Britain’s historic decision to leave the European Union after 40 years is already having major political and financial consequences. David Cameron has announced his intention to resign as prime minister, for instance, and the value of the pound has plummeted to its lowest level since 1985. And that’s after just one day. Brexit is a complicated, inherently divisive issue with seemingly innumerable facets. To those living outside the United Kingdom or having no firsthand experience with the EU, this story may be especially challenging to decipher. Who will be there to make sense of Brexit and boil it down to its very essence? The answer, as it has been for decades, is The Simpsons. There is precious little in this world that cannot be explained with images of the irradiated yellow inhabitants of Springfield. Brexit is well within their purview.

In a public Facebook group called “Woo Hoo!: Classic Simpsons Quotes,” fans have been using screenshots from the long-running Fox animated show to put Brexit in its proper perspective. A two-panel comic by user Louie Shaw, utilizing images from “The Springfield Connection,” casts Homer as Britain and Marge as the EU. Perhaps like the impetuous Homer, Britain has not thought this thing all the way through.

(Graphic: Woo Hoo!: Classic Simpsons Quotes/Facebook)

Another group member, Corey Pierce, has summarized his feelings about Brexit with a moment from “Lisa’s Wedding.” Hugh, Lisa’s future fiancé (but not her future husband), holds a smoldering, manure-covered British flag in his hands. Tears well up in his eyes as he contemplates what has happened to his home country.

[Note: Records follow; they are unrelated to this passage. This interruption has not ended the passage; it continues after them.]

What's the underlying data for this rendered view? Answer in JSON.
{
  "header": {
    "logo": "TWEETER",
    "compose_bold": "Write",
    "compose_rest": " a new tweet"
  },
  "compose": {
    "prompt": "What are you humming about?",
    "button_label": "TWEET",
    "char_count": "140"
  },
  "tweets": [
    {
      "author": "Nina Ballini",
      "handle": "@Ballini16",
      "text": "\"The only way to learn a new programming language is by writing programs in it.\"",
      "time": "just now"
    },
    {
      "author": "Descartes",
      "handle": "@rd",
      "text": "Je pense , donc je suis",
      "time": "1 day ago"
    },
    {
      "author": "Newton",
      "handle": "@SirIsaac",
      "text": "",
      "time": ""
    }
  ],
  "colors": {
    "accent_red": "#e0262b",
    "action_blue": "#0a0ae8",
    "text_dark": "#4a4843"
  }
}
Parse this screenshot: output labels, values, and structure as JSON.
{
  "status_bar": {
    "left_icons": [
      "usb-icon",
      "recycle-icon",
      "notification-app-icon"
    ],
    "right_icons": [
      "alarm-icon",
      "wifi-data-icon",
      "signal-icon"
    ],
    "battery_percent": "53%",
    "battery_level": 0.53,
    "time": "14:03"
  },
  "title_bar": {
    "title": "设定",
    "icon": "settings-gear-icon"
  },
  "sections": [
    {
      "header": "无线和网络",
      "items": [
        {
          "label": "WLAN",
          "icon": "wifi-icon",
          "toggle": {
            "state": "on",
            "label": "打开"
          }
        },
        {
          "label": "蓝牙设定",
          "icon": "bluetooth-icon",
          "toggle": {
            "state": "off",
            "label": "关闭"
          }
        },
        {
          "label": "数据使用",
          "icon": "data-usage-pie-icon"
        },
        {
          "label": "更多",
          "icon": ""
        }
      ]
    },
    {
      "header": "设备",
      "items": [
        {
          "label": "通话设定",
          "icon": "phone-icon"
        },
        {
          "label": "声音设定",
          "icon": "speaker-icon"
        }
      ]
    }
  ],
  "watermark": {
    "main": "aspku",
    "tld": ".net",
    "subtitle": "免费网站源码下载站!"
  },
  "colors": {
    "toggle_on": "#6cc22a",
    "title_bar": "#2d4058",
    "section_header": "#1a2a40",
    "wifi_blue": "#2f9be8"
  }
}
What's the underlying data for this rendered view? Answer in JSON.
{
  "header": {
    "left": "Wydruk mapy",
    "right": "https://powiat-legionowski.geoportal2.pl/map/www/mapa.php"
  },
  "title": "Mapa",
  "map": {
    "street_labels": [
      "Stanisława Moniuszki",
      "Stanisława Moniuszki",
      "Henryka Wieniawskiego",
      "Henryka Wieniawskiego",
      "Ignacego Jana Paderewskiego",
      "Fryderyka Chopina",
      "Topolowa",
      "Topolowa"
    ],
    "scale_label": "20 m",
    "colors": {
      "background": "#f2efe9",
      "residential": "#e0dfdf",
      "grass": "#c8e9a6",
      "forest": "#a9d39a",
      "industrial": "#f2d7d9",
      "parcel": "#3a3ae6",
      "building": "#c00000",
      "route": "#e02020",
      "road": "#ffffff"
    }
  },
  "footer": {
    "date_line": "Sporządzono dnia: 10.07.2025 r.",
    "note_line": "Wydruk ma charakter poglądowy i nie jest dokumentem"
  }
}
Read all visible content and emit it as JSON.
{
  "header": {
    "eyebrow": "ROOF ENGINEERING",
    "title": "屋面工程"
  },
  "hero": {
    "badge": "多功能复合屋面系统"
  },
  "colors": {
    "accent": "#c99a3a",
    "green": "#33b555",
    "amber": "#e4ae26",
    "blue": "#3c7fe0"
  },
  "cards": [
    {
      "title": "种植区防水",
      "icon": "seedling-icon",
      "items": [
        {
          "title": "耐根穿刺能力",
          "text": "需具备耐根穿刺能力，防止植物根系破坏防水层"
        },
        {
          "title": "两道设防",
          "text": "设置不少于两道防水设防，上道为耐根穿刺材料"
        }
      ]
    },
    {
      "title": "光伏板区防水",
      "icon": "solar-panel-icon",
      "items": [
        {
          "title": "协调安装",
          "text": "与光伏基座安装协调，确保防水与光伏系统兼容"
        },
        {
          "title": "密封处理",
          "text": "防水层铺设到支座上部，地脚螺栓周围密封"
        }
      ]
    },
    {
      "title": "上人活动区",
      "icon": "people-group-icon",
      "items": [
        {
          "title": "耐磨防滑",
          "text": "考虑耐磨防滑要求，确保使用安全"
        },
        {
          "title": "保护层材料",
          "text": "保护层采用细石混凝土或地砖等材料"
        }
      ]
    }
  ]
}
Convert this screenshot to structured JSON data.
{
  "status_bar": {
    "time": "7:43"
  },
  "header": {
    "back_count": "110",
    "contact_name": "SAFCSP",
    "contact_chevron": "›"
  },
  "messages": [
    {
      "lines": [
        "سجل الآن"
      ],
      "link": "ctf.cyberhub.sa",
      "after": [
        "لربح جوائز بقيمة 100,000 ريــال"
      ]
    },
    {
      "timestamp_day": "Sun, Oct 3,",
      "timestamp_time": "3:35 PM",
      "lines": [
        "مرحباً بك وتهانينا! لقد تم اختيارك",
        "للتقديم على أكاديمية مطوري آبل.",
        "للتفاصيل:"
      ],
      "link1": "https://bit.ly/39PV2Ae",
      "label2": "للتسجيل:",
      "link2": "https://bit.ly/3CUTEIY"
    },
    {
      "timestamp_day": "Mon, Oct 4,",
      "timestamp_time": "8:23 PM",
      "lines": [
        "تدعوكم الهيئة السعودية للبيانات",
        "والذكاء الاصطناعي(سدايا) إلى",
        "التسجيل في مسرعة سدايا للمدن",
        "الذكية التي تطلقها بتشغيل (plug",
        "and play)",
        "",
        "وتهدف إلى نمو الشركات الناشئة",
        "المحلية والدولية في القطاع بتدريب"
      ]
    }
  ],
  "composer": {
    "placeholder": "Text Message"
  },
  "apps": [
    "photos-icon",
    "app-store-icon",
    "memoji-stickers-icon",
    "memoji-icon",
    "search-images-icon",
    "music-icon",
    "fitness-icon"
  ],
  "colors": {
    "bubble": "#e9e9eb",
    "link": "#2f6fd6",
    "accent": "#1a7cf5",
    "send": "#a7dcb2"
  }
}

(Graphic: Woo Hoo!: Classic Simpsons Quotes/Facebook)


Perhaps a humorous animated GIF will make everything better. For this, one need only turn to another Facebook page called The Content Zone. Once again, Britain has been depicted as the foresight-deficient Homer Simpson. In this case, it’s the Homer from “And Maggie Makes Three,” the one who literally burned his bridges when he quit his job at the Springfield Nuclear Power Plant. This would seem to be another slam on Britain, but in this metaphor, the EU becomes heartless plutocrat Mr. Burns. Does it matter that, by the end of “And Maggie Makes Three,” Homer literally comes crawling back to Burns on his hands and knees?